Der Grund für die Ost-West-Schere ist nach Ansicht der Bertelsmann-Experten der Unterschied bei der absoluten Wirtschaftskraft und dem individuellen Wohlstand zwischen beiden Landesteilen. „Je höher das Bruttoinlandsprodukt eines Bundeslandes, je niedriger das Armutsrisiko, je urbaner das Wohnumfeld und je jünger die Bevölkerung, desto höher der Zusammenhalt“, erklärte Kai Unzicker, Experte für gesellschaftliche Entwicklung in der Bertelsmann-Stiftung.

In Brandenburg haben sich laut der Studie drei der neun Dimensionen (soziale Netze, Akzeptanz von Diversität, Solidarität und Hilfsbereitschaft) seit 1990 eher verschlechtert. Verbessert haben sich dagegen Identifikation, Anerkennung sozialer Regeln und gesellschaftliche Teilhabe. Kaum veränderten sich Vertrauen in Mitmenschen, Vertrauen in Institutionen und das Gerechtigkeitsempfinden.

Bei Letzterem gehört Brandenburg wie alle anderen ostdeutschen Bundesländer seit der Wiedervereinigung zur Schlussgruppe. Aus Sicht der Bertelsmann-Stiftung ist es für eine als ungerecht empfundene Situation bezeichnend, wenn Menschen von ihrer Regierung verlangen, vermeintliche Ungerechtigkeiten zu beseitigen. Hierbei hält Brandenburg der Studie zufolge sogar den Rekord. „In vielen Regionen im Osten scheint der zwischenzeitliche Optimismus einer gewissen Ernüchterung gewichen zu sein“, sagte Unzicker.

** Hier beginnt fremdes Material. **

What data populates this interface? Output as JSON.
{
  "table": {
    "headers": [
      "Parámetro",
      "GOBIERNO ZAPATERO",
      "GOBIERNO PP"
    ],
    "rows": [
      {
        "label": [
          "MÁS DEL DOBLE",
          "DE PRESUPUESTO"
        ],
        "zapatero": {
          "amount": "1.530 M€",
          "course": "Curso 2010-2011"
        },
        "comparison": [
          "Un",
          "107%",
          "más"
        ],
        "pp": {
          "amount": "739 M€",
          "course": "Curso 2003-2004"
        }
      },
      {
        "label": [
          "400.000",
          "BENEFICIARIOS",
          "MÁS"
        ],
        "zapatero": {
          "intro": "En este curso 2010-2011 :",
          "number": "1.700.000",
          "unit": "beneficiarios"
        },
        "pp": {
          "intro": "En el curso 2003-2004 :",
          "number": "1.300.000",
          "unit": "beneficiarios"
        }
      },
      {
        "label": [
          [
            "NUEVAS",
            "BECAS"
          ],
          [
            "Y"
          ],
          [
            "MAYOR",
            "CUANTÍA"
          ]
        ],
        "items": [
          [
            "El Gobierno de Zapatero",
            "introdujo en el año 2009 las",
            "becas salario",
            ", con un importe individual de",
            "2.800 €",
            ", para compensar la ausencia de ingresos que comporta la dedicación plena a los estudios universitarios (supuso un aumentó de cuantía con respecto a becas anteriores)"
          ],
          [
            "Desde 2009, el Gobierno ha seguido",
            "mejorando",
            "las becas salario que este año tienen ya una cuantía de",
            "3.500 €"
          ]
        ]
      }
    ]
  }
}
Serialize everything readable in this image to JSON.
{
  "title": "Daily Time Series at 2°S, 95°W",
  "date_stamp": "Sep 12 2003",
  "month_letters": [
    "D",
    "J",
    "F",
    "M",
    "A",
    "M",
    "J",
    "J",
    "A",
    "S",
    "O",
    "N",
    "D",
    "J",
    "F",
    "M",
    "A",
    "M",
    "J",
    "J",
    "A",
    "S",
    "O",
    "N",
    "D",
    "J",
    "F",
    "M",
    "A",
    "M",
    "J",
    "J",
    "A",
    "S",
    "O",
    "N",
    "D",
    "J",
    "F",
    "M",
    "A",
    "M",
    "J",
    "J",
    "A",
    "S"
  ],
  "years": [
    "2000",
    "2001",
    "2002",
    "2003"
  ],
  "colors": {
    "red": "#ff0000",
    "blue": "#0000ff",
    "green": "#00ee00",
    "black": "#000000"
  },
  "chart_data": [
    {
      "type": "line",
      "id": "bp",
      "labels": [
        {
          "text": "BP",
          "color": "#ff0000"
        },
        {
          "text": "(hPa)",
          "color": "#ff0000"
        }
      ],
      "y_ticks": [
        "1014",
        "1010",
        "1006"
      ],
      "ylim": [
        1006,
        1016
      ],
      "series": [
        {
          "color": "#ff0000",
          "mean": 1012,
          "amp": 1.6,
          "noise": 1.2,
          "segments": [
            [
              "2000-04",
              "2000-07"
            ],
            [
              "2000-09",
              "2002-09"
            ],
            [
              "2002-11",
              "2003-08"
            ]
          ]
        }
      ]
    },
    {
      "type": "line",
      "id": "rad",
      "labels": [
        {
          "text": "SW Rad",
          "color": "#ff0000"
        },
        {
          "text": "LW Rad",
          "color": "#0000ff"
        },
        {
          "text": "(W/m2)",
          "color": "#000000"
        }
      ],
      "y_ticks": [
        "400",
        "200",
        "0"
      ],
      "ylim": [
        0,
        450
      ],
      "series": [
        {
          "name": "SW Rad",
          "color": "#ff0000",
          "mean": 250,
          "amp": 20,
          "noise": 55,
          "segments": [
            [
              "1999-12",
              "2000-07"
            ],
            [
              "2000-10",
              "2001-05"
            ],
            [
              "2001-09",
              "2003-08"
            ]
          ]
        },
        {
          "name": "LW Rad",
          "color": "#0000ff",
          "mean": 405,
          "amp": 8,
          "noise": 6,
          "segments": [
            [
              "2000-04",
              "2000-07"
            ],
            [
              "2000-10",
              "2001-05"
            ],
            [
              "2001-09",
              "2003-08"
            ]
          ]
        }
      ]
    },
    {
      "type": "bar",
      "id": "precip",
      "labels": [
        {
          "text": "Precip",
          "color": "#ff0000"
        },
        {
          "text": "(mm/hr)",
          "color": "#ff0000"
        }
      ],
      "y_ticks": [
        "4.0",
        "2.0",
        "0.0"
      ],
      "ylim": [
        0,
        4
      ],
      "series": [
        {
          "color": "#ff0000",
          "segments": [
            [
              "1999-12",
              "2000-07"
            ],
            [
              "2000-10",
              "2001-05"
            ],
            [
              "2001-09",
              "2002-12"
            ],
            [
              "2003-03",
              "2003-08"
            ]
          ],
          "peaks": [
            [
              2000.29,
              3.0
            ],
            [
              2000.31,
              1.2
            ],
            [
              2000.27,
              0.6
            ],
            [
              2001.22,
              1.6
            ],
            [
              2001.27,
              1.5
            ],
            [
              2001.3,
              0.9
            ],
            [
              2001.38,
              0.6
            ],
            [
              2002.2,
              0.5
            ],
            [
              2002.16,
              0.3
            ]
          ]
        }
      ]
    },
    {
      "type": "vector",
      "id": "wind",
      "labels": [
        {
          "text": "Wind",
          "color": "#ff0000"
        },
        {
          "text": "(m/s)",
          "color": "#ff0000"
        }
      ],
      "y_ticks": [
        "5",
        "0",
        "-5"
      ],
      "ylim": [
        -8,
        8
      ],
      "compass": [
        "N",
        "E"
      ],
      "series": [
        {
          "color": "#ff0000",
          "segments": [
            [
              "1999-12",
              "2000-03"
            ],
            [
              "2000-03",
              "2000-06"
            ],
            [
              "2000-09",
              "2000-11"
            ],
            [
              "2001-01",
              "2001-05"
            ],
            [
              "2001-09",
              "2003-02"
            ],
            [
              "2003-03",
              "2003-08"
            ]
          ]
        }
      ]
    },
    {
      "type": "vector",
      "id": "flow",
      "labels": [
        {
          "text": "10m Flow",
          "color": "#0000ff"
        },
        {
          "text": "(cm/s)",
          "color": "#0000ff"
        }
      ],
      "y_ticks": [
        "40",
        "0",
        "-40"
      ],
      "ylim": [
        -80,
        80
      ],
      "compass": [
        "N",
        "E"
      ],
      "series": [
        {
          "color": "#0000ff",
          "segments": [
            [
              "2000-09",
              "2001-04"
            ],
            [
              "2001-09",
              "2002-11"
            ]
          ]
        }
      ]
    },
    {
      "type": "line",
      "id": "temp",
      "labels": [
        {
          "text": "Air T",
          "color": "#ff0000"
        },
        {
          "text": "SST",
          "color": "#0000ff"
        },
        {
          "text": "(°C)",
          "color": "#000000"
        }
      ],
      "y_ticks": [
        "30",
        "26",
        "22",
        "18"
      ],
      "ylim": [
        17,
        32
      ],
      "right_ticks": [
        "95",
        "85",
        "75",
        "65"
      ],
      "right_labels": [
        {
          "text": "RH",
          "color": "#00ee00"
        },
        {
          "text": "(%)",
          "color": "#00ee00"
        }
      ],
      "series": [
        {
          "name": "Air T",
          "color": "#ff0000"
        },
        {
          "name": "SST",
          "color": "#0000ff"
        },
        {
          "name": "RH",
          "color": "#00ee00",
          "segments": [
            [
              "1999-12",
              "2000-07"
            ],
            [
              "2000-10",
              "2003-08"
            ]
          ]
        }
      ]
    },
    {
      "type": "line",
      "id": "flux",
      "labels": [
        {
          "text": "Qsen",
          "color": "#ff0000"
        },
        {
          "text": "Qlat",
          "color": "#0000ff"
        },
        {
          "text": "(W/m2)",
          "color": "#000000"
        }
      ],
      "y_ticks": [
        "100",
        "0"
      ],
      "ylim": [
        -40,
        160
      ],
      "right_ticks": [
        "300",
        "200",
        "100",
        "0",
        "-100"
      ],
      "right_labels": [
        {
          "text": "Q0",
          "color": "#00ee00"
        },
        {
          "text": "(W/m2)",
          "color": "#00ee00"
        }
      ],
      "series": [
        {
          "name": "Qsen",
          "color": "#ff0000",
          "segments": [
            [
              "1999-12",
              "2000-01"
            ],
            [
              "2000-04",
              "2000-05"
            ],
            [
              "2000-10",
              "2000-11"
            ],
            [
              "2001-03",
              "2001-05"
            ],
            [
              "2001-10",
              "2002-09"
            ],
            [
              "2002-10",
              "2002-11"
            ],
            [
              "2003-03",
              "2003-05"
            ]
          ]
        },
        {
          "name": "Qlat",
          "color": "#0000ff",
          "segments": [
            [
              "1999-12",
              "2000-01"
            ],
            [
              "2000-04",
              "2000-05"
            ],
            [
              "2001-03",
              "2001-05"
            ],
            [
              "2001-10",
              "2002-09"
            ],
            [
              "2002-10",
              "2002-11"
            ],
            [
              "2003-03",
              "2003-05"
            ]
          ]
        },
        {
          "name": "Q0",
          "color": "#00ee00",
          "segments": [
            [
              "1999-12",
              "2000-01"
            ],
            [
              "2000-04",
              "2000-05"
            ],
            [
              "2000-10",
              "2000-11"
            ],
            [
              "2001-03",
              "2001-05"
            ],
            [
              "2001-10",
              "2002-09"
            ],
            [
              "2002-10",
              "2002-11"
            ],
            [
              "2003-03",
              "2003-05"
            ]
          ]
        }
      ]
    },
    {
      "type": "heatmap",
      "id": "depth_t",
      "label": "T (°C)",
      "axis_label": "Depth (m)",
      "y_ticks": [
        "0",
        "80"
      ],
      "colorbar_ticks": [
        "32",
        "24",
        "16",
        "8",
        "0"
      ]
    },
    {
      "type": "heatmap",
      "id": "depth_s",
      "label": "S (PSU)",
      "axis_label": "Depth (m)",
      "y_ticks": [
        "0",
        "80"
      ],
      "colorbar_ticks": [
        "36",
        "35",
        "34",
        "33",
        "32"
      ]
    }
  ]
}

Ebenfalls zur Schlussgruppe gehört Brandenburg neuerdings in punkto Akzeptanz von Diversität. In früheren Untersuchungen schnitten die Brandenburger mit ihrer Einstellung gegenüber Ausländern sowie Homosexuellen noch durchschnittlich ab. Zwar hat sich die Akzeptanz auch in Brandenburg verbessert, aber eben deutlich geringer als im Bundesdurchschnitt. Schlusslicht ist Thüringen. Zwar seien Thüringer heute „deutlich toleranter“ gegenüber anderen sexuellen Orientierungen als 1990, hieß es. Allerdings akzeptierten sie es bundesweit am wenigsten, wenn Zuwanderer ihren traditionellen Lebensstil pflegen.

Auch mit den sozialen Bindungen sieht es in Brandenburg nicht besonders gut aus. Im Zeitraum 2004 bis 2008 war das Land bei der Frage, ob es außerhalb der Familie jemanden gibt, den man um Hilfe bitten könnte, sogar Schlusslicht. Zuletzt hat sich der Anteil derer mit engen Vertrauten zwar erhöht, weil aber der Bundesdurchschnitt schneller gewachsen ist, bleibt Brandenburg in der Schlussgruppe.

Aus der Gruppe der Ostländer hebt sich die Mark dafür bei der gesellschaftlichen Teilhabe positiv ab, nicht zuletzt dank eines vergleichsweise großen politischen Interesses. Laut Bertelsmann-Stiftung war zwischen 2009 und 2012 die Wahlbeteiligung bei einer Landtagswahl in keinem anderen Bundesland so hoch wie 2009 in Brandenburg – damals waren es 67 Prozent.